Steve Kemme
Enquirer staff writer
MARIEMONT - The village has reached a compromise in a tree-removal dispute that has delayed a $7 million sewer project along Wooster Pike.
Mariemont, which has always valued the aesthetic appeal of its abundance of towering trees, had balked when the Metropolitan Sewer District of Greater Cincinnati proposed cutting down 18 to 20 trees along Wooster Pike to install a sewer line.
In response to the village's outcry, the sewer district revised its plan so that only six to nine lace bark elm trees will have to be removed.
Most of those trees are in the Wooster Pike median near Oak Street. The tree removal won't noticeably harm the leafy canopy over Wooster, Mayor Dan Policastro said.
"It won't look like a bad haircut day," he said, laughing.
Jane McDonald,a village resident and a former trustee of the Mariemont Preservation Foundation, said she's satisfied with the new plan.
"It's disheartening to see any trees removed," she said. "But we still have the remaining canopy of giant sycamores there."
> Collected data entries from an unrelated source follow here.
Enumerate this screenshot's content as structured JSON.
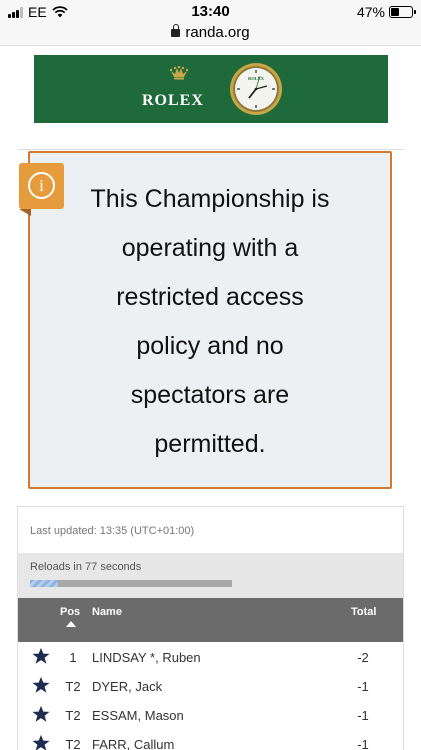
{
  "status_bar": {
    "carrier": "EE",
    "time": "13:40",
    "battery": "47%",
    "battery_level": 0.47
  },
  "browser": {
    "url": "randa.org"
  },
  "banner": {
    "brand": "ROLEX",
    "watch_brand": "ROLEX",
    "background_color": "#1e6a3a",
    "crown_color": "#c9a646"
  },
  "notice": {
    "icon": "info-icon",
    "lines": [
      "This Championship is",
      "operating with a",
      "restricted access",
      "policy and no",
      "spectators are",
      "permitted."
    ],
    "border_color": "#d27a33",
    "icon_color": "#e69b3d"
  },
  "leaderboard": {
    "last_updated": "Last updated: 13:35 (UTC+01:00)",
    "reload_text": "Reloads in 77 seconds",
    "reload_progress": 0.14,
    "headers": {
      "pos": "Pos",
      "name": "Name",
      "total": "Total"
    },
    "rows": [
      {
        "pos": "1",
        "name": "LINDSAY *, Ruben",
        "total": "-2",
        "icon": "star-icon"
      },
      {
        "pos": "T2",
        "name": "DYER, Jack",
        "total": "-1",
        "icon": "star-icon"
      },
      {
        "pos": "T2",
        "name": "ESSAM, Mason",
        "total": "-1",
        "icon": "star-icon"
      },
      {
        "pos": "T2",
        "name": "FARR, Callum",
        "total": "-1",
        "icon": "star-icon"
      }
    ]
  }
}
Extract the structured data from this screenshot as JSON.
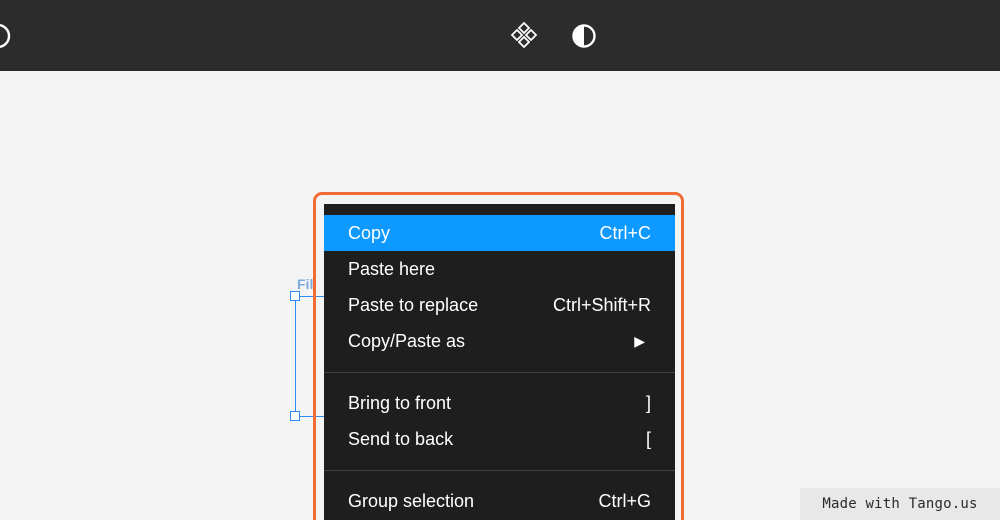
{
  "toolbar": {
    "icons": [
      "circle-outline-icon",
      "components-icon",
      "contrast-icon"
    ]
  },
  "canvas": {
    "frame_label": "Fil"
  },
  "context_menu": {
    "items": [
      {
        "label": "Copy",
        "shortcut": "Ctrl+C",
        "highlighted": true
      },
      {
        "label": "Paste here",
        "shortcut": ""
      },
      {
        "label": "Paste to replace",
        "shortcut": "Ctrl+Shift+R"
      },
      {
        "label": "Copy/Paste as",
        "shortcut": "",
        "submenu": "▶"
      },
      {
        "label": "Bring to front",
        "shortcut": "]"
      },
      {
        "label": "Send to back",
        "shortcut": "["
      },
      {
        "label": "Group selection",
        "shortcut": "Ctrl+G"
      }
    ]
  },
  "colors": {
    "toolbar_bg": "#2c2c2c",
    "menu_bg": "#1e1e1e",
    "menu_highlight": "#0d99ff",
    "tutorial_highlight": "#f26c37",
    "selection": "#2f8cf5"
  },
  "watermark": {
    "text": "Made with Tango.us"
  }
}
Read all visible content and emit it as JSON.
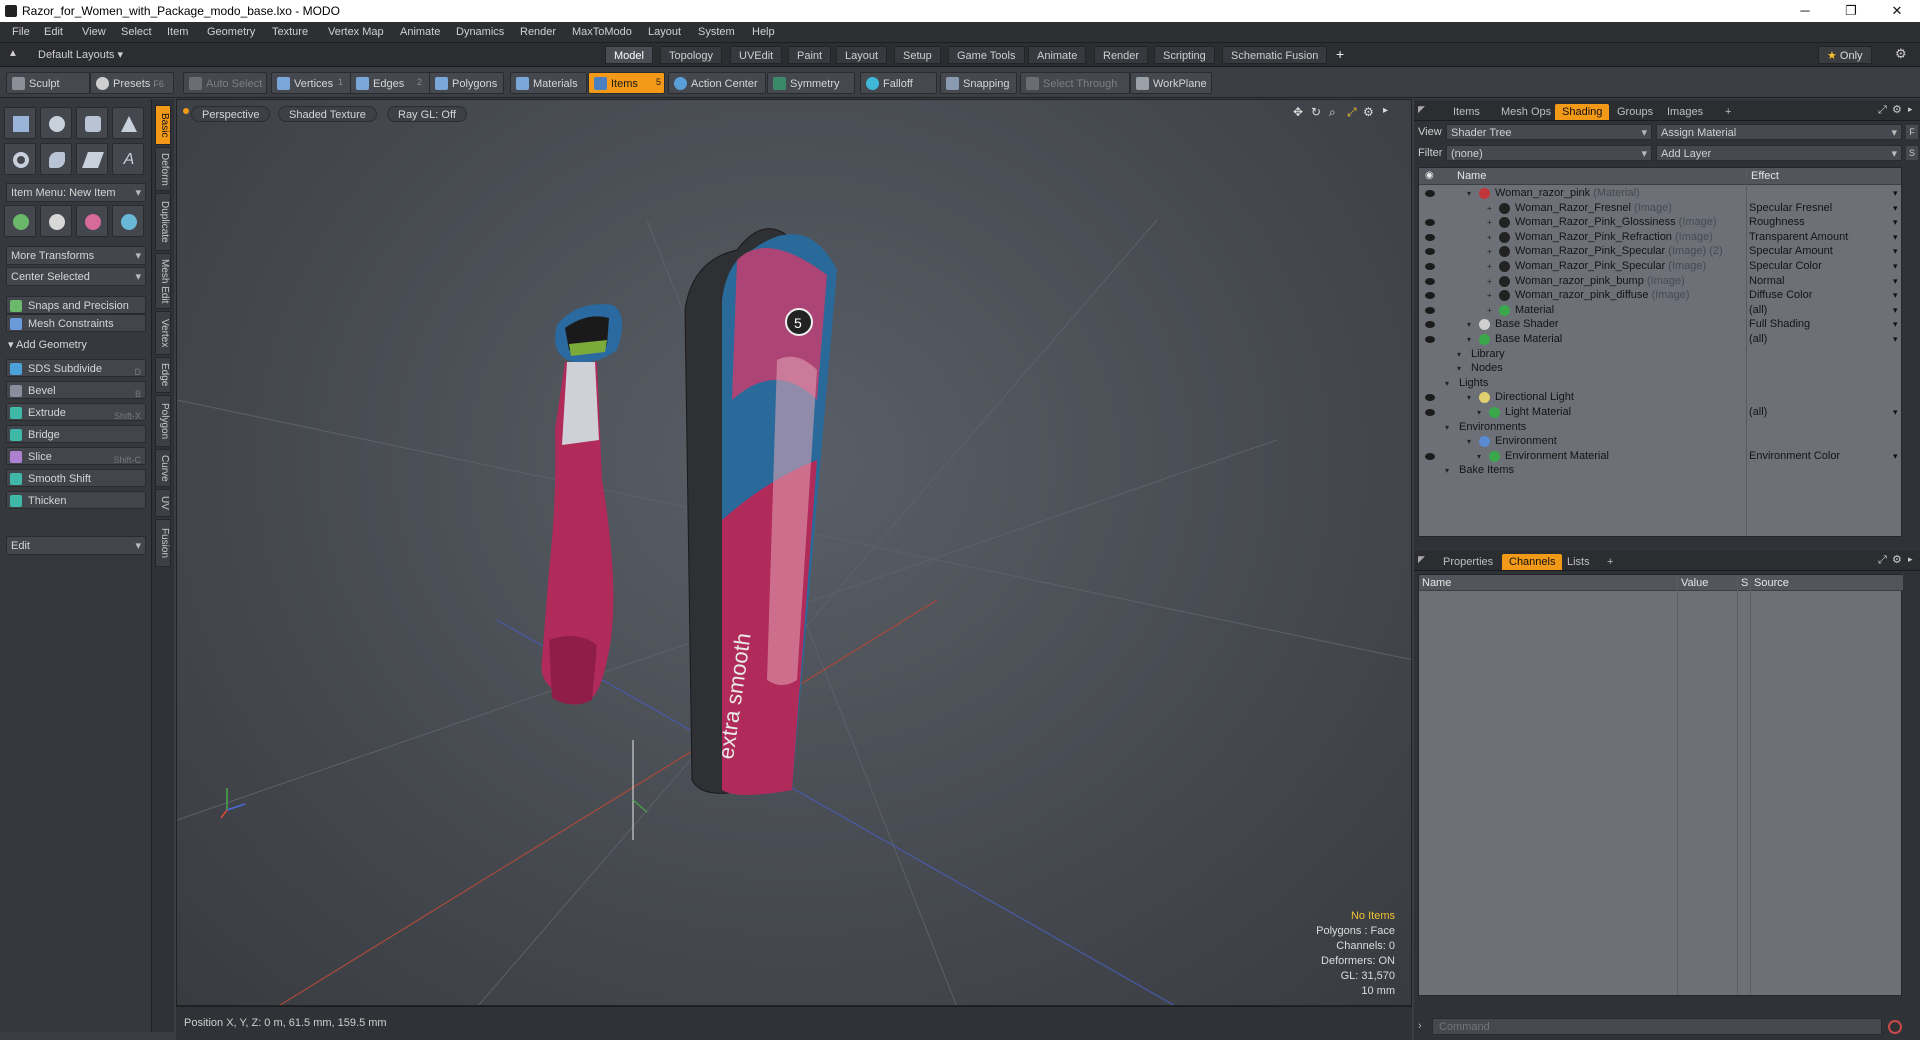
{
  "window": {
    "title": "Razor_for_Women_with_Package_modo_base.lxo - MODO"
  },
  "menu": [
    "File",
    "Edit",
    "View",
    "Select",
    "Item",
    "Geometry",
    "Texture",
    "Vertex Map",
    "Animate",
    "Dynamics",
    "Render",
    "MaxToModo",
    "Layout",
    "System",
    "Help"
  ],
  "layouts": {
    "default_label": "Default Layouts",
    "tabs": [
      "Model",
      "Topology",
      "UVEdit",
      "Paint",
      "Layout",
      "Setup",
      "Game Tools",
      "Animate",
      "Render",
      "Scripting",
      "Schematic Fusion"
    ],
    "active": "Model",
    "only_label": "Only",
    "plus": "+"
  },
  "toolbar": {
    "sculpt": "Sculpt",
    "presets": "Presets",
    "presets_key": "F6",
    "auto_select": "Auto Select",
    "vertices": "Vertices",
    "vertices_key": "1",
    "edges": "Edges",
    "edges_key": "2",
    "polygons": "Polygons",
    "materials": "Materials",
    "items": "Items",
    "items_key": "5",
    "action_center": "Action Center",
    "symmetry": "Symmetry",
    "falloff": "Falloff",
    "snapping": "Snapping",
    "select_through": "Select Through",
    "workplane": "WorkPlane"
  },
  "left_panel": {
    "item_menu": "Item Menu: New Item",
    "more_transforms": "More Transforms",
    "center_selected": "Center Selected",
    "snaps": "Snaps and Precision",
    "mesh_constraints": "Mesh Constraints",
    "add_geometry": "Add Geometry",
    "tools": [
      {
        "label": "SDS Subdivide",
        "key": "D",
        "color": "#4aa0d8"
      },
      {
        "label": "Bevel",
        "key": "B",
        "color": "#8a8fa0"
      },
      {
        "label": "Extrude",
        "key": "Shift-X",
        "color": "#3fb8a8"
      },
      {
        "label": "Bridge",
        "key": "",
        "color": "#3fb8a8"
      },
      {
        "label": "Slice",
        "key": "Shift-C",
        "color": "#b080d0"
      },
      {
        "label": "Smooth Shift",
        "key": "",
        "color": "#3fb8a8"
      },
      {
        "label": "Thicken",
        "key": "",
        "color": "#3fb8a8"
      }
    ],
    "edit": "Edit",
    "vtabs": [
      "Basic",
      "Deform",
      "Duplicate",
      "Mesh Edit",
      "Vertex",
      "Edge",
      "Polygon",
      "Curve",
      "UV",
      "Fusion"
    ]
  },
  "viewport": {
    "perspective": "Perspective",
    "shading": "Shaded Texture",
    "raygl": "Ray GL: Off",
    "package_text": "extra smooth",
    "package_badge": "5",
    "info": {
      "no_items": "No Items",
      "polygons": "Polygons : Face",
      "channels": "Channels: 0",
      "deformers": "Deformers: ON",
      "gl": "GL: 31,570",
      "unit": "10 mm"
    }
  },
  "status": {
    "position": "Position X, Y, Z:   0 m, 61.5 mm, 159.5 mm"
  },
  "right_panel": {
    "top_tabs": [
      "Items",
      "Mesh Ops",
      "Shading",
      "Groups",
      "Images"
    ],
    "active_top": "Shading",
    "view_label": "View",
    "view_value": "Shader Tree",
    "assign_material": "Assign Material",
    "filter_label": "Filter",
    "filter_value": "(none)",
    "add_layer": "Add Layer",
    "col_name": "Name",
    "col_effect": "Effect",
    "tree": [
      {
        "name": "Woman_razor_pink",
        "sub": "(Material)",
        "effect": "",
        "indent": 60,
        "ball": "#c0363a",
        "eye": true,
        "arr": true
      },
      {
        "name": "Woman_Razor_Fresnel",
        "sub": "(Image)",
        "effect": "Specular Fresnel",
        "indent": 80,
        "ball": "#222",
        "eye": false,
        "arr": true
      },
      {
        "name": "Woman_Razor_Pink_Glossiness",
        "sub": "(Image)",
        "effect": "Roughness",
        "indent": 80,
        "ball": "#222",
        "eye": true,
        "arr": true
      },
      {
        "name": "Woman_Razor_Pink_Refraction",
        "sub": "(Image)",
        "effect": "Transparent Amount",
        "indent": 80,
        "ball": "#222",
        "eye": true,
        "arr": true
      },
      {
        "name": "Woman_Razor_Pink_Specular",
        "sub": "(Image) (2)",
        "effect": "Specular Amount",
        "indent": 80,
        "ball": "#222",
        "eye": true,
        "arr": true
      },
      {
        "name": "Woman_Razor_Pink_Specular",
        "sub": "(Image)",
        "effect": "Specular Color",
        "indent": 80,
        "ball": "#222",
        "eye": true,
        "arr": true
      },
      {
        "name": "Woman_razor_pink_bump",
        "sub": "(Image)",
        "effect": "Normal",
        "indent": 80,
        "ball": "#222",
        "eye": true,
        "arr": true
      },
      {
        "name": "Woman_razor_pink_diffuse",
        "sub": "(Image)",
        "effect": "Diffuse Color",
        "indent": 80,
        "ball": "#222",
        "eye": true,
        "arr": true
      },
      {
        "name": "Material",
        "sub": "",
        "effect": "(all)",
        "indent": 80,
        "ball": "#3aa84a",
        "eye": true,
        "arr": true
      },
      {
        "name": "Base Shader",
        "sub": "",
        "effect": "Full Shading",
        "indent": 60,
        "ball": "#cfcfcf",
        "eye": true,
        "arr": true
      },
      {
        "name": "Base Material",
        "sub": "",
        "effect": "(all)",
        "indent": 60,
        "ball": "#3aa84a",
        "eye": true,
        "arr": true
      },
      {
        "name": "Library",
        "sub": "",
        "effect": "",
        "indent": 50,
        "ball": "",
        "eye": false,
        "arr": false
      },
      {
        "name": "Nodes",
        "sub": "",
        "effect": "",
        "indent": 50,
        "ball": "",
        "eye": false,
        "arr": false
      },
      {
        "name": "Lights",
        "sub": "",
        "effect": "",
        "indent": 38,
        "ball": "",
        "eye": false,
        "arr": false
      },
      {
        "name": "Directional Light",
        "sub": "",
        "effect": "",
        "indent": 60,
        "ball": "#e0d070",
        "eye": true,
        "arr": false
      },
      {
        "name": "Light Material",
        "sub": "",
        "effect": "(all)",
        "indent": 70,
        "ball": "#3aa84a",
        "eye": true,
        "arr": true
      },
      {
        "name": "Environments",
        "sub": "",
        "effect": "",
        "indent": 38,
        "ball": "",
        "eye": false,
        "arr": false
      },
      {
        "name": "Environment",
        "sub": "",
        "effect": "",
        "indent": 60,
        "ball": "#5a8ad0",
        "eye": false,
        "arr": false
      },
      {
        "name": "Environment Material",
        "sub": "",
        "effect": "Environment Color",
        "indent": 70,
        "ball": "#3aa84a",
        "eye": true,
        "arr": true
      },
      {
        "name": "Bake Items",
        "sub": "",
        "effect": "",
        "indent": 38,
        "ball": "",
        "eye": false,
        "arr": false
      }
    ],
    "bottom_tabs": [
      "Properties",
      "Channels",
      "Lists"
    ],
    "active_bottom": "Channels",
    "chan_cols": [
      "Name",
      "Value",
      "S",
      "Source"
    ],
    "command_placeholder": "Command"
  }
}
Work on the federally mandated sewer project was supposed to begin in June. But the delay caused by the tree controversy will push the starting date back to late this year or early next year, said Bob Campbell, deputy director of the sewer district. A federal order requires the project to be completed by July 31, 2006. The sewer district will pay for the project.
The 5,800-foot-long sewer line that will run along Wooster from Fairfax to Mariemont will replace old sewer lines in Mariemont's Dogwood Park. The sewer lines were leaking into Whiskey Creek, which runs through the park.
Mariemont officials wrangled with the sewer district for four years over the design and location of the sewer lines. The sewer district originally wanted to install them in Dogwood Park.
But Mariemont didn't want the park torn up and resisted the sewer district's proposal for above-ground sewer lines. Finally, the district agreed to run the new lines along Wooster Pike and to fill the old sewer pipes in Dogwood Park with sand.
The village will replace the trees that are removed. The replacement lace bark elm trees will be 12 feet tall and 21/2 inches in girth. That's considerably smaller than the trees they'll replace, which are 20 to 25 feet high and 8 inches in girth.
"It's a fast-growing tree, and very hardy," said Dennis Malone, village building commissioner. "But it will take a while for them to fill out."